On 9 November 2000, the saga of superspy Cate Archer kicked off with the release of The Operative: No One Lives Forever. What followed was a thrilling spy adventure spanning two awesome stealth first-person-shooters (and one straight-up shooter, with a different protagonist, that nobody really talks about).
As Cate Archer, you’d carry out various missions across the globe, utilising stealth or brute force to infiltrate, well, anything. Like a German research facility and a space station in No One Lives Forever, or a tornado-stricken trailer park and an underwater base in the sequel.
They were quite the games! A real shame you can’t easily buy them today, with the series’ rights sitting in a publisher’s filing cabinet somewhere, untouched. Night Dive Studios, a team specializing in updating older games for modern systems, tried to re-release No One Lives Forever — only for the project to be shut down because they couldn’t secure the rights to the games.
I sincerely hope that by the time of NOLF’s 20th birthday (or earlier, preferably), all of that will be in the past and the series will be out on digital distribution for everyone to enjoy. For now, here’s a bit of gaming nostalgia with the first game’s intro:
It has aged pretty well, aside from this bit:
Early 2000s PC graphics at its worst/best, right there.
Comments
5 responses to “Celebrating Fifteen Years Of No One Lives Forever”
WE NEED ANOTHER ONE!!!!!! PLEASE!!!!!!
I still have my boxed copies of these games somewhere. They were great.
I too hope that they can get these updated and available for modern OS’.
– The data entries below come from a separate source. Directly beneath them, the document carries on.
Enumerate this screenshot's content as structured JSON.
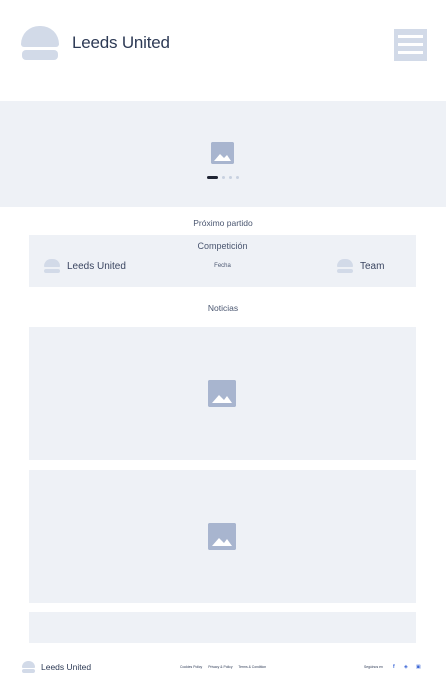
{
  "header": {
    "brand_name": "Leeds United",
    "menu_icon": "hamburger-icon"
  },
  "hero": {
    "image_icon": "image-placeholder-icon",
    "carousel_slide_count": 4,
    "carousel_active_index": 0
  },
  "match": {
    "section_title": "Próximo partido",
    "competition": "Competición",
    "date": "Fecha",
    "home_team": "Leeds United",
    "away_team": "Team"
  },
  "news": {
    "section_title": "Noticias",
    "image_icon": "image-placeholder-icon"
  },
  "footer": {
    "brand_name": "Leeds United",
    "links": [
      "Cookies Policy",
      "Privacy & Policy",
      "Terms & Condition"
    ],
    "follow_label": "Segúinos en",
    "social_icons": [
      "facebook-icon",
      "twitter-icon",
      "instagram-icon"
    ]
  },
  "colors": {
    "placeholder_bg": "#eef1f6",
    "logo_shape": "#d2dae8",
    "image_icon": "#a8b5cf",
    "text": "#2d3a55",
    "social": "#3b66d6"
  }
}
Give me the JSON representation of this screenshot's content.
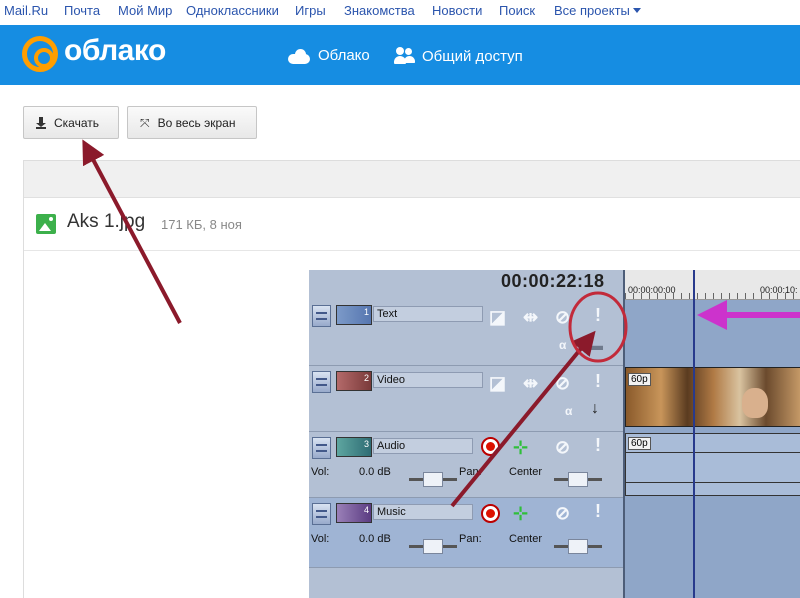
{
  "portal_nav": [
    {
      "label": "Mail.Ru"
    },
    {
      "label": "Почта"
    },
    {
      "label": "Мой Мир"
    },
    {
      "label": "Одноклассники"
    },
    {
      "label": "Игры"
    },
    {
      "label": "Знакомства"
    },
    {
      "label": "Новости"
    },
    {
      "label": "Поиск"
    },
    {
      "label": "Все проекты"
    }
  ],
  "header": {
    "logo_text": "облако",
    "nav_cloud": "Облако",
    "nav_shared": "Общий доступ",
    "brand_color": "#168de2",
    "logo_color": "#ff9e00"
  },
  "toolbar": {
    "download_label": "Скачать",
    "fullscreen_label": "Во весь экран"
  },
  "file": {
    "name": "Aks 1.jpg",
    "meta": "171 КБ, 8 ноя"
  },
  "editor": {
    "timecode": "00:00:22:18",
    "ruler": [
      "00:00:00:00",
      "00:00:10:"
    ],
    "tracks": [
      {
        "num": "1",
        "name": "Text"
      },
      {
        "num": "2",
        "name": "Video"
      },
      {
        "num": "3",
        "name": "Audio",
        "vol_label": "Vol:",
        "vol_value": "0.0 dB",
        "pan_label": "Pan:",
        "pan_value": "Center"
      },
      {
        "num": "4",
        "name": "Music",
        "vol_label": "Vol:",
        "vol_value": "0.0 dB",
        "pan_label": "Pan:",
        "pan_value": "Center"
      }
    ],
    "clip_labels": [
      "60p",
      "60p"
    ]
  },
  "annotation_color": "#8b1a2b",
  "highlight_color": "#c22a3a",
  "pointer_color": "#cc33cc"
}
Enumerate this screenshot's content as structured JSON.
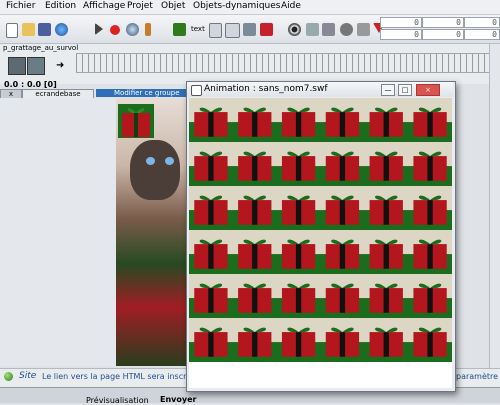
{
  "menubar": {
    "items": [
      "Fichier",
      "Edition",
      "Affichage",
      "Projet",
      "Objet",
      "Objets-dynamiques",
      "Aide"
    ]
  },
  "toolbar": {
    "text_button_label": "text",
    "coords": [
      "0",
      "0",
      "0",
      "0",
      "0",
      "0"
    ]
  },
  "timeline": {
    "scene_name": "p_grattage_au_survol",
    "frame_label": "0.0 : 0.0 [0]"
  },
  "tabs": {
    "close_label": "x",
    "main_label": "ecrandebase",
    "modify_label": "Modifier ce groupe"
  },
  "animation_window": {
    "title": "Animation : sans_nom7.swf",
    "minimize_label": "—",
    "maximize_label": "□",
    "close_label": "×",
    "grid_rows": 6,
    "grid_cols": 6
  },
  "status": {
    "site_label": "Site",
    "message": "Le lien vers la page HTML sera inscrit ici",
    "right_text": "paramètre"
  },
  "bottom_tabs": {
    "preview_label": "Prévisualisation",
    "send_label": "Envoyer"
  },
  "colors": {
    "gift_red": "#b3161c",
    "ribbon_green": "#1f6a1c",
    "stripe_beige": "#dcd6c5",
    "stripe_green": "#1b6c1d"
  },
  "icons": [
    "new-file-icon",
    "open-folder-icon",
    "save-icon",
    "globe-icon",
    "play-icon",
    "record-icon",
    "zoom-icon",
    "tree-icon",
    "image-icon",
    "gift-icon",
    "eye-icon",
    "triangle-icon"
  ]
}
What a game! Still have it for my PS2!
These were so damn good.
NOLF 3, please. No not JACK. A real one!
While the NOLF games were great, and had (arguably still have) a loyal following, the games are just old enough that if you were to ask the next person your age on the street if they’ve ever heard about NOLF, they’d probably say they’ve never heard of it. I mean, even back in the early 2000’s, I think it even had trouble getting out from under the shadows of other FPS’s of that gaming era…. it was arguably obscure in comparison. Still…. if they (Night Dive Studios) couldn’t get the rights to the games, what about making something else based off of Cate Archer? Or, even if not Cate Archer…. how about a different UNITY agent? Novels… a film… a TV series… maybe a web series? Something…. ANYTHING! You know…. build up interest for the story and the whole NOLF universe, then perhaps the company or companies who are hiding their papers (documenting their ownership of the I.P.) will finally see the potential of the game and of the franchise. In turn, that could be an indirect method of paving the way for Cate Archer’s return…….. in some form or other; be it a re-master of the original games, a complete reboot, or even NOLF 3.